C’est Emmy Werner une psychologue américaine qui a mis un mot sur ces aptitudes, capacités d’individus à se relever et se dépasser après une agonie psychique. Il s’agit de la résilience. Elle l’a proposé suite à ces étonnements face aux capacités d’individus de poursuivre leur processus de développement malgré les traumatismes. Son étude portait sur 700 jeunes enfants nés en 1955  issus majoritairement de milieux défavorisés de l’Île de Kauai, une des îles de l’Archipel d’Hawaï. Elle a mené son enquête sur ces jeunes gens de leur jeunesse à l’âge adulte, elle remarque que 28 % d’entre eux ont réussi à s’intégrer, à tisser des liens, à créer une vie de famille. Elle en conclut que certain ont la capacité de se développer face à des événements traumatisants.

A l’origine, le concept de résilience provient de la métallurgie, où il désigne la capacité d’un matériau à revenir à sa forme initiale après avoir reçu des chocs. En psychologie, la résilience se traduit ainsi, “Comment reprendre un développement après une agonie psychique”.

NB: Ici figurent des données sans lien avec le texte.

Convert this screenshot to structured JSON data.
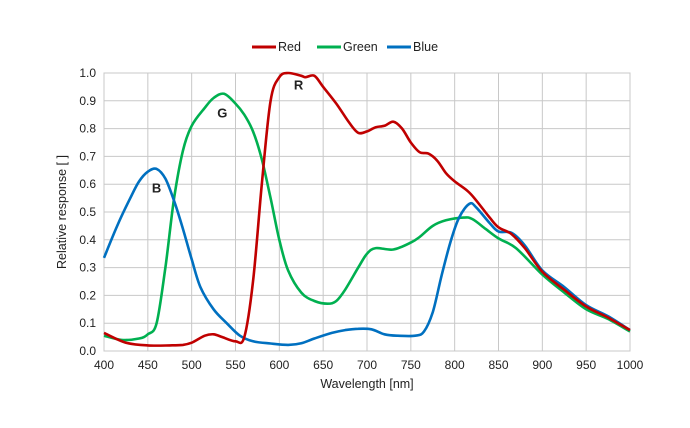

Quels sont les clés de la résilience ?

Tout d’abord, la résilience n’est pas l’apanage de certains individus et absente chez d’autres. Ce processus s’apprend, on ne peut pas ne pas être résilient mais on peut être bloqué dans son développement. Cette hypothèse de ressource résiliente latente  chez tous les individus permet de proposer des accompagnements afin d’activer ce processus.

  1. L’efficience intellectuelle
  2. L’autonomie et l’efficacité dans ses rapports à l’environnement
  3. Le sentiment de sa propre valeur
  4. Les capacités d’adaptation relationnelles et d’empathie
  5. L’anticipation et la planification
  6. Le sens de l’humour.

L’objectif est de travailler sur des notions telles que la confiance en soi, l’estime de soi, l’optimisme, le sentiment d’espoir, la sociabilité ou encore, l’autonomie et l’indépendance, l’endurance, la capacité à combattre les stress. 

5 moyens pour travailler sur la notion de résilience au quotidien :

  1. La centration :  Ce sont des occupations qui permettent de mettre de l’ordre dans notre esprit. Ce sont des activités simples, et parfois répétitives comme le jogging, mettre de l’ordre chez soi, éplucher des légumes qui  permettent de recentrer notre attention sur ce que nous faisons.
  2. La création : Ce sont des occupations qui comblent notre besoin de beauté (musique, écriture, cuisine, dessin, peinture etc.).
  3. La contemplation :  Il faut se donner des moments, occupations qui créent une expérience de pleine conscience telle que la méditation, un silence prolongé.
  4. La contribution : Ce sont des occupations qui permettent de donner du sens à ce que l’on fait, de se sentir utile et productif. C’est aussi redonner ce que l’on a reçu par le bénévolat, le travail.
  5. La communion :  Ce sont des activités qui renforcent nos liens d’appartenance (repas en famille, sport entre amis).

Les 5 C, sont les éléments essentiels d’une bonne alimentation mentale. Ces activités comptent pour 50 à 60 % de notre résilience. Tandis que 10 % proviennent de nos circonstances de vie et 30% de notre génétique selon R.Thibeault psychologue et ergothérapeute. Elle soulève également la question de la place grandissante des activités “maloccupantes dans notre vie, des occupations qui ne nourrissent pas notre santé mentale tels que les jeux vidéos, les médias sociaux.